Ces derniers jours, Michel Aoun et Gebran Bassil, respectivement fondateur du Courant patriotique libre et son chef actuel, s’en sont violemment pris au Hezbollah avec, en toile de fond, la guerre à Gaza, dans laquelle le parti chiite est impliqué depuis le Liban-Sud. Ils ont rejeté la notion d’« unité des fronts » brandie par le camp du Hezbollah, mais aussi son soutien indéfectible au Premier ministre sortant, Nagib Mikati, qu’ils accusent de « marginaliser les chrétiens ». Ces flèches s’inscrivent dans le prolongement des rapports presque gelés entre le courant aouniste et son allié sur fond de profondes divergences au sujet de la présidentielle.
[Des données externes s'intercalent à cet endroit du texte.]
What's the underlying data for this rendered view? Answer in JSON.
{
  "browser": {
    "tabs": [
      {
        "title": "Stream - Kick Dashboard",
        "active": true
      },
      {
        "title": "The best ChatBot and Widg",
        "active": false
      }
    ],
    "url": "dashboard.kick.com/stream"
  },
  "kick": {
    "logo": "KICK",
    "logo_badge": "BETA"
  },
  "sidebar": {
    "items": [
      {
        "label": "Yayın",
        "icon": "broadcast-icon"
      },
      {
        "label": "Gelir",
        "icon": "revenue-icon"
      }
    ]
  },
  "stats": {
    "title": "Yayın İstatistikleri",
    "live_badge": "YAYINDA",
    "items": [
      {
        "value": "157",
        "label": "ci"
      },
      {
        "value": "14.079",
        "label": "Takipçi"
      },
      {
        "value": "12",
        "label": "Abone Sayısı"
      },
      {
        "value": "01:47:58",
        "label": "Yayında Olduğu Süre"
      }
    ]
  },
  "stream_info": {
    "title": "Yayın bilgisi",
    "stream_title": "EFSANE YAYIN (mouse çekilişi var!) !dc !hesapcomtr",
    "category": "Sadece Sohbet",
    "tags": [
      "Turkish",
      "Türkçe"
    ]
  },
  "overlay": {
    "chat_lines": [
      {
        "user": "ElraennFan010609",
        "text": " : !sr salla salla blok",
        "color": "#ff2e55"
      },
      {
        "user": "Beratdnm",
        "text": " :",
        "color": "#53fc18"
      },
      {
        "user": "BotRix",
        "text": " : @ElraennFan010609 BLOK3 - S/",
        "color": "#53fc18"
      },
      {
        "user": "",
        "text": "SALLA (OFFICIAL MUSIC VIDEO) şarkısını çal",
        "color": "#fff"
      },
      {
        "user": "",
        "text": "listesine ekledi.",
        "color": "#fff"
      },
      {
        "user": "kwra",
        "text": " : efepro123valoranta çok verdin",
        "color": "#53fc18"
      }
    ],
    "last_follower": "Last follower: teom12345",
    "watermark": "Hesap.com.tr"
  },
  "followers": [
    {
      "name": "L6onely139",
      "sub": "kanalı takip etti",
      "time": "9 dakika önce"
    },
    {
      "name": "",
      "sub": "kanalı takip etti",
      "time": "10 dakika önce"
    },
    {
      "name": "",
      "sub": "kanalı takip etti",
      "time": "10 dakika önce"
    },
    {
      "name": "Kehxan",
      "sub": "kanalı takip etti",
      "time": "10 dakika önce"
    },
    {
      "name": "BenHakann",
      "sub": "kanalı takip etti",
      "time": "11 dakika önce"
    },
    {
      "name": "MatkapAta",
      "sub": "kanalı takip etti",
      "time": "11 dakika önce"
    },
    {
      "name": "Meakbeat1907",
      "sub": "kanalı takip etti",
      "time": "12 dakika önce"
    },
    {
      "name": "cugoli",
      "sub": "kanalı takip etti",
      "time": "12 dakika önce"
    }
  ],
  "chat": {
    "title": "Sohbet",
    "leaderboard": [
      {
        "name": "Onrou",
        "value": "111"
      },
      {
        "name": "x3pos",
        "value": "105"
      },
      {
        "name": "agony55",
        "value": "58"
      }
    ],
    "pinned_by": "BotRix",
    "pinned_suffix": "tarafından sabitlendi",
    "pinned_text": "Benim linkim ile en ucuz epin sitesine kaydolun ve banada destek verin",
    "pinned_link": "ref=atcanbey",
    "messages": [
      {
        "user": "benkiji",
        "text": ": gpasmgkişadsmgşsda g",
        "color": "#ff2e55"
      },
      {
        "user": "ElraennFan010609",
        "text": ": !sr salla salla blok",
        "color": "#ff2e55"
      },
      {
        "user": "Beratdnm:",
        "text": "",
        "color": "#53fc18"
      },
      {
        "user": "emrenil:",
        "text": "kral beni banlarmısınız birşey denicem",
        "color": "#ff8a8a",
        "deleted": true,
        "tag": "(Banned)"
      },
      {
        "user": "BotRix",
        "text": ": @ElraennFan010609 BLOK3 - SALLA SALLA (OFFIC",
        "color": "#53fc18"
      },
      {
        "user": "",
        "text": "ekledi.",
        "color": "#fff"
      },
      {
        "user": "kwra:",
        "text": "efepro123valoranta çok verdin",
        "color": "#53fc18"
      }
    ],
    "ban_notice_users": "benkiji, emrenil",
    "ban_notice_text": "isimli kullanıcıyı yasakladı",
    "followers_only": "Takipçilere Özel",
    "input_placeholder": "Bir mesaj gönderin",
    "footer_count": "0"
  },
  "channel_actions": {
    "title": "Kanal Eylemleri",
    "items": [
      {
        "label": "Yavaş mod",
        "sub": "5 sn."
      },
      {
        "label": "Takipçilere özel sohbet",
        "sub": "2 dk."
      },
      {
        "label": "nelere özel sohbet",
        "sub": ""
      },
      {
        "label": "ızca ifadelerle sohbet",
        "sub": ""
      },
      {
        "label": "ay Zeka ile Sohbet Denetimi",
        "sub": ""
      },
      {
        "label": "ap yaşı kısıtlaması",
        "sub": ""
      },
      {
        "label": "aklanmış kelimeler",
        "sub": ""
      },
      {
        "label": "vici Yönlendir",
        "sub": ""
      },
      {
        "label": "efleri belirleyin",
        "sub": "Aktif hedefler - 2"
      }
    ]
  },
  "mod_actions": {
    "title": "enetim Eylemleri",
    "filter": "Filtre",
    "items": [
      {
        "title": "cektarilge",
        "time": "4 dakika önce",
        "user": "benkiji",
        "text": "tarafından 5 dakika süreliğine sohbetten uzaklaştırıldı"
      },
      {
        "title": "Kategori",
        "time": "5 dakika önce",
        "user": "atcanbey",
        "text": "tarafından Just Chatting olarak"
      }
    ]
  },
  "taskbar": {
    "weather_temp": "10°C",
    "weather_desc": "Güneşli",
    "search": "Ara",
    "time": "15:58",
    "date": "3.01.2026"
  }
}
Sauf que cette fois-ci, le CPL semble se trouver face à une contradiction : à l’heure où il s’attaque au Hezbollah, il ne trouve – ironiquement – plus aucun problème à s’ouvrir à l’autre composante du tandem chiite, le président de la Chambre, Nabih Berry (pourtant bête noire du parti), et répondre favorablement à son appel au dialogue en vue de débloquer la présidentielle.
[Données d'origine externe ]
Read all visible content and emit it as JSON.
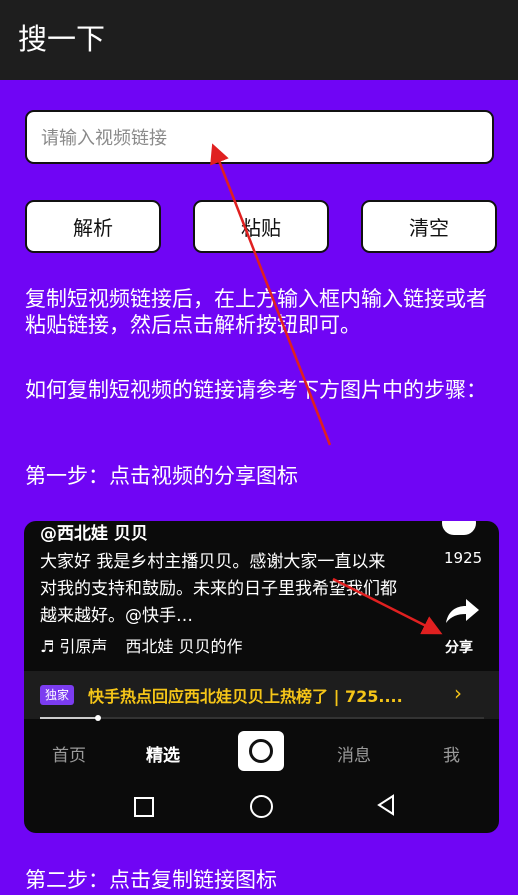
{
  "appbar": {
    "title": "搜一下"
  },
  "search": {
    "placeholder": "请输入视频链接",
    "value": ""
  },
  "buttons": {
    "parse": "解析",
    "paste": "粘贴",
    "clear": "清空"
  },
  "instructions": {
    "line1": "复制短视频链接后，在上方输入框内输入链接或者粘贴链接，然后点击解析按钮即可。",
    "line2": "如何复制短视频的链接请参考下方图片中的步骤：",
    "step1": "第一步：点击视频的分享图标",
    "step2": "第二步：点击复制链接图标"
  },
  "screenshot": {
    "author": "@西北娃 贝贝",
    "description": "大家好 我是乡村主播贝贝。感谢大家一直以来对我的支持和鼓励。未来的日子里我希望我们都越来越好。@快手…",
    "music_prefix": "♬ 引原声",
    "music_name": "西北娃 贝贝的作",
    "comment_count": "1925",
    "share_label": "分享",
    "badge": "独家",
    "banner_text": "快手热点回应西北娃贝贝上热榜了 | 725....",
    "banner_chevron": "›",
    "progress_fraction": 0.13,
    "tabs": {
      "home": "首页",
      "featured": "精选",
      "messages": "消息",
      "me": "我"
    }
  },
  "colors": {
    "background": "#7005f5",
    "appbar": "#1e1e1e",
    "arrow": "#e02020",
    "banner_text": "#f5c518",
    "badge": "#7b3cf0"
  }
}
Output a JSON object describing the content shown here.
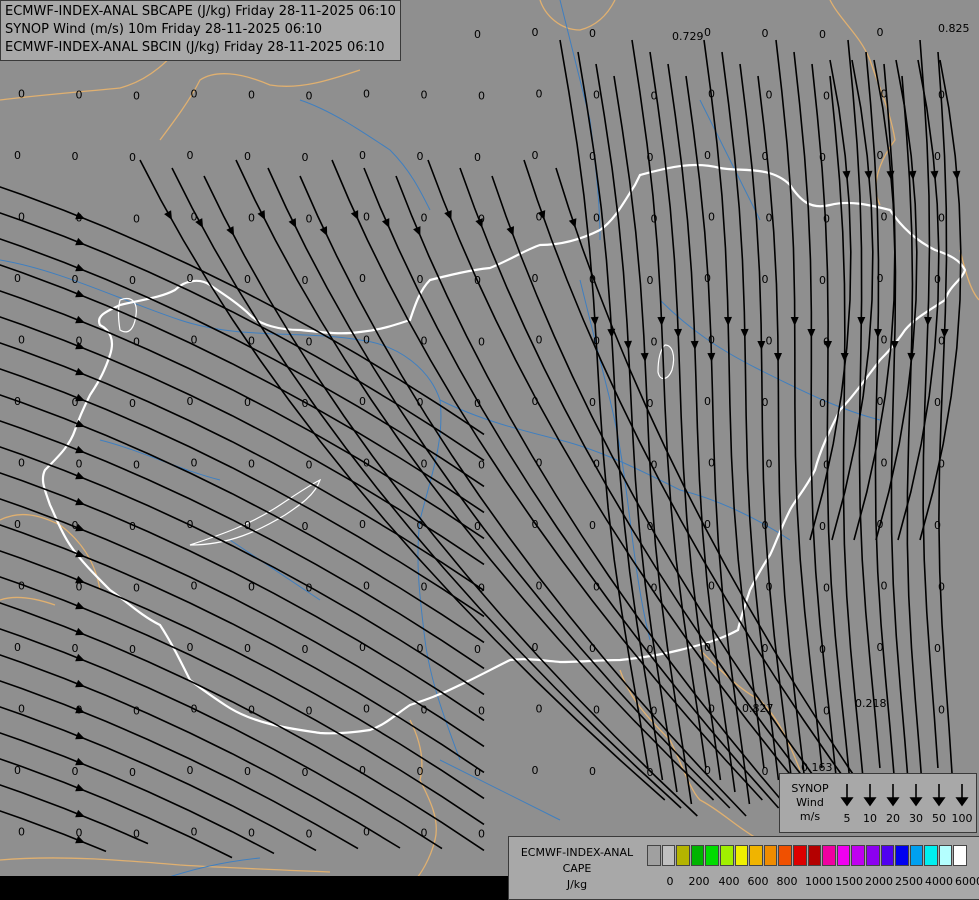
{
  "header": {
    "lines": [
      "ECMWF-INDEX-ANAL SBCAPE (J/kg) Friday 28-11-2025 06:10",
      "SYNOP Wind (m/s) 10m Friday 28-11-2025 06:10",
      "ECMWF-INDEX-ANAL SBCIN (J/kg) Friday 28-11-2025 06:10"
    ]
  },
  "map": {
    "background_color": "#8f8f8f",
    "border_colors": {
      "hungary": "#ffffff",
      "neighbors": "#e0b070",
      "rivers": "#3f7fc0"
    },
    "point_values": {
      "zero": "0",
      "nonzero": [
        "0.825",
        "0.729",
        "0.827",
        "0.218",
        "0.163",
        "0.0551"
      ]
    }
  },
  "wind_legend": {
    "title_lines": [
      "SYNOP",
      "Wind",
      "m/s"
    ],
    "speeds": [
      "5",
      "10",
      "20",
      "30",
      "50",
      "100"
    ]
  },
  "cape_legend": {
    "title_lines": [
      "ECMWF-INDEX-ANAL",
      "CAPE",
      "J/kg"
    ],
    "colors": [
      "#a0a0a0",
      "#c0c0c0",
      "#b4b400",
      "#00b400",
      "#00dc00",
      "#a0f000",
      "#f0f000",
      "#f0b400",
      "#f08c00",
      "#f05000",
      "#dc0000",
      "#b40000",
      "#f000a0",
      "#f000f0",
      "#c000f0",
      "#8c00f0",
      "#5000f0",
      "#0000f0",
      "#00a0f0",
      "#00f0f0",
      "#b4ffff",
      "#ffffff"
    ],
    "ticks": [
      "0",
      "200",
      "400",
      "600",
      "800",
      "1000",
      "1500",
      "2000",
      "2500",
      "4000",
      "6000"
    ]
  }
}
Les aounistes semblent ainsi avoir compris que le chef du législatif est un élément-clé pour faire bouger le dossier. « Nous sommes conscients que le rapport de force au sein du Parlement actuel ne pourra pas déboucher sur un président. Il faut donc aller vers le dialogue pour sortir de l’impasse », déclare à L’Orient-Le Jour Ghassan Atallah, député CPL, qui mène les contacts avec Aïn el-Tiné. Sans vouloir lever le voile sur le début de ce processus de reprise de langue avec le chef du législatif, le parlementaire souligne que les discussions sont principalement axées sur la forme du dialogue, sa durée et les participants. « Nous sommes déjà d’accord sur le principe de la tenue de discussions bilatérales ou trilatérales avec la participation des chefs des blocs parlementaires pour une durée de sept jours. Mais nous attendons des réponses définitives. »
Grosso modo donc, le courant aouniste est désormais favorable à l’initiative présentée, fin août 2023, par le chef du législatif et qui consiste à la tenue d’un dialogue national d’une semaine suivi de séances électorales ouvertes avec des tours de vote successifs. Mais l'opposition n’avait pas tardé à la rejeter en arguant du fait que l’élection d’un président devrait respecter les mécanismes constitutionnels sans passer par des démarches visant à imposer un candidat bien déterminé, en référence au chef des Marada, Sleiman Frangié, appuyé par le tandem chiite.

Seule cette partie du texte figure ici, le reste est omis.